Berlin Hoodening

25 December 2009
Volkspark Friedrichshain, Berlin

On 25 December 2009, a.a.s performed the Nagual performance Berlin Hoodening. Hooded figures, wearing Fleischmasken, processed in a spiral up the hill at the centre of Volkspark Friedrichshain in Berlin, disembowelled the treehorse, and made its organs circulate on its surface. We celebrated the depraved, deviant, tramp-spirit with the silver skull, calling forth disarticulation, experimentation and nomadism for the new decade.

This performance was part of the joint Parfyme, Reactor, & a.a.s, Berlin residency 2009, and incorporated elements drawn from discussions with members of the other groups, the guided walk developed by Reactor during their time in the city. Working with materials the other groups left behind we explored ways of summoning the future.

Hoodening is a British folk theatre tradition featuring a Hooden Horse – a wooden horse’s head mounted on a pole, with sackcloth attached to hide the bearer. The head would normally have a hinged jaw, which could snap shut with a mighty crack. Groups would tour around before Christmas, engaging in tomfoolery (horseplay) at local landowners’ houses and requesting funds to tide them over.
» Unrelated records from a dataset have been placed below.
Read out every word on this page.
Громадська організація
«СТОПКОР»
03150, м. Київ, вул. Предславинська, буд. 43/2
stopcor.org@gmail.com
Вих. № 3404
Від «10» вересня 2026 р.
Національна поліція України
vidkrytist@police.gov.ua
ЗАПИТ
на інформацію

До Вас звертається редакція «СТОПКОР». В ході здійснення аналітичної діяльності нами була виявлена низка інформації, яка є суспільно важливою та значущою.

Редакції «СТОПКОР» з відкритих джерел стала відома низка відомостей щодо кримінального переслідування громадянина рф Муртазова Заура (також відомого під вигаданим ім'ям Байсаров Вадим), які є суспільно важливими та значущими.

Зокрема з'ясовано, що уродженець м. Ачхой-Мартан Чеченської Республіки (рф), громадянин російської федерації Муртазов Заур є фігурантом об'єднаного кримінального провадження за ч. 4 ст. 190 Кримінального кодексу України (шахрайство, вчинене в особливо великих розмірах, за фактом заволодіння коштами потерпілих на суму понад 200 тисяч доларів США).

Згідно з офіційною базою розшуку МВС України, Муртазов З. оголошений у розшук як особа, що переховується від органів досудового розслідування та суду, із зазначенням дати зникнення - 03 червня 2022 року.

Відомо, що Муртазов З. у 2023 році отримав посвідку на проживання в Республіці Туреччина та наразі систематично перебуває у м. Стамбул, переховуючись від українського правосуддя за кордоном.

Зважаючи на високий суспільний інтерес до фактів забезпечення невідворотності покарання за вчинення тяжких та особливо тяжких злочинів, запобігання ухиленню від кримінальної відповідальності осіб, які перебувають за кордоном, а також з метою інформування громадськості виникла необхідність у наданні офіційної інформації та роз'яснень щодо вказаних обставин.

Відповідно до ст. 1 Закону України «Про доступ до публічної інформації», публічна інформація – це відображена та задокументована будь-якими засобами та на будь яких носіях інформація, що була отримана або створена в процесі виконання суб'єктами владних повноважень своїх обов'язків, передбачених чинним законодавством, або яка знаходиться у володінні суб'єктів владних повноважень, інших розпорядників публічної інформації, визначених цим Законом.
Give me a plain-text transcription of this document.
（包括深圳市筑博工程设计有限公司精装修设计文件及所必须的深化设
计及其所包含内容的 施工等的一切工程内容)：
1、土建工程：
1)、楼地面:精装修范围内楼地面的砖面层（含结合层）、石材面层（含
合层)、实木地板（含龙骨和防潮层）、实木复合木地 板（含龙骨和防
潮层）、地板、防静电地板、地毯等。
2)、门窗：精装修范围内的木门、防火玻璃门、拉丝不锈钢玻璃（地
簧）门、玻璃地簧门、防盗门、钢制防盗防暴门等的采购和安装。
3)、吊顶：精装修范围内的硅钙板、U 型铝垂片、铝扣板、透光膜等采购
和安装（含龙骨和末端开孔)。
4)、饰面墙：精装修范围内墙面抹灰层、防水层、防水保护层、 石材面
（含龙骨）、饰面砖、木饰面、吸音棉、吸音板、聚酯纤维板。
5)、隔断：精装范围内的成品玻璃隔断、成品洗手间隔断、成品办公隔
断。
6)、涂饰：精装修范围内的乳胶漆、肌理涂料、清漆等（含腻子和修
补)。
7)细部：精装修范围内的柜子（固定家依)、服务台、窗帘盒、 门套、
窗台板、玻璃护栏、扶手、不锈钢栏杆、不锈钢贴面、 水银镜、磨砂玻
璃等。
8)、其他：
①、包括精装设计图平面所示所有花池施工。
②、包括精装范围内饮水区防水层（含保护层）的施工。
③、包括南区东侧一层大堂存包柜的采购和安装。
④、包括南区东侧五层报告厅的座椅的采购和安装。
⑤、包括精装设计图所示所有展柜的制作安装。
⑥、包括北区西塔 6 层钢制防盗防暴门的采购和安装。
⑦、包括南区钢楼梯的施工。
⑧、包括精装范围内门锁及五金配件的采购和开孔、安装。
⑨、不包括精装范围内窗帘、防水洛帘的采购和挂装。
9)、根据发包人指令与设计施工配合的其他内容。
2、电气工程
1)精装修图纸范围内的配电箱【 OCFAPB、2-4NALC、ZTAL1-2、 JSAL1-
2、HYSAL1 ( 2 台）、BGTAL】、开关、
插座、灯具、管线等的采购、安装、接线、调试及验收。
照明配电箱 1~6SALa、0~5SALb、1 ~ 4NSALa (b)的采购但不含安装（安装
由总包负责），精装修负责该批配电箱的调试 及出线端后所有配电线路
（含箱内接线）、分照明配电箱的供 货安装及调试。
There are also links to traditional Robin Hood Games and the Pantomime horse. Among the pagan Scandinavians the horse was often the sacrifice made at the winter solstice to Odin for success in battle.

A Nagual in Mesoamerican folk tradition is a “transforming trickster” or “shape shifter” – someone who has the power to magically turn into an animal form. This relates to the belief of tonalism, that all humans have an animal counterpart, to which their life-force is linked.

The Berlin Hoodening re-performs aspects of The Nagual (2007), which was originally featured at Crowd6 in Birmingham. The pulling out of tinsel, representing intestines, and spiraling it around the tree refers to the mythological origins of tinsel as a shamanistic, solstice ritual involving the draping of animal guts on trees in the forest in order to bring about the return of spring.

The Bjørn Nørgaard referred to in the title of the piece is artist to the Danish royal household, and his 1970 performance, Hesteofringen, involved sacrificing a horse.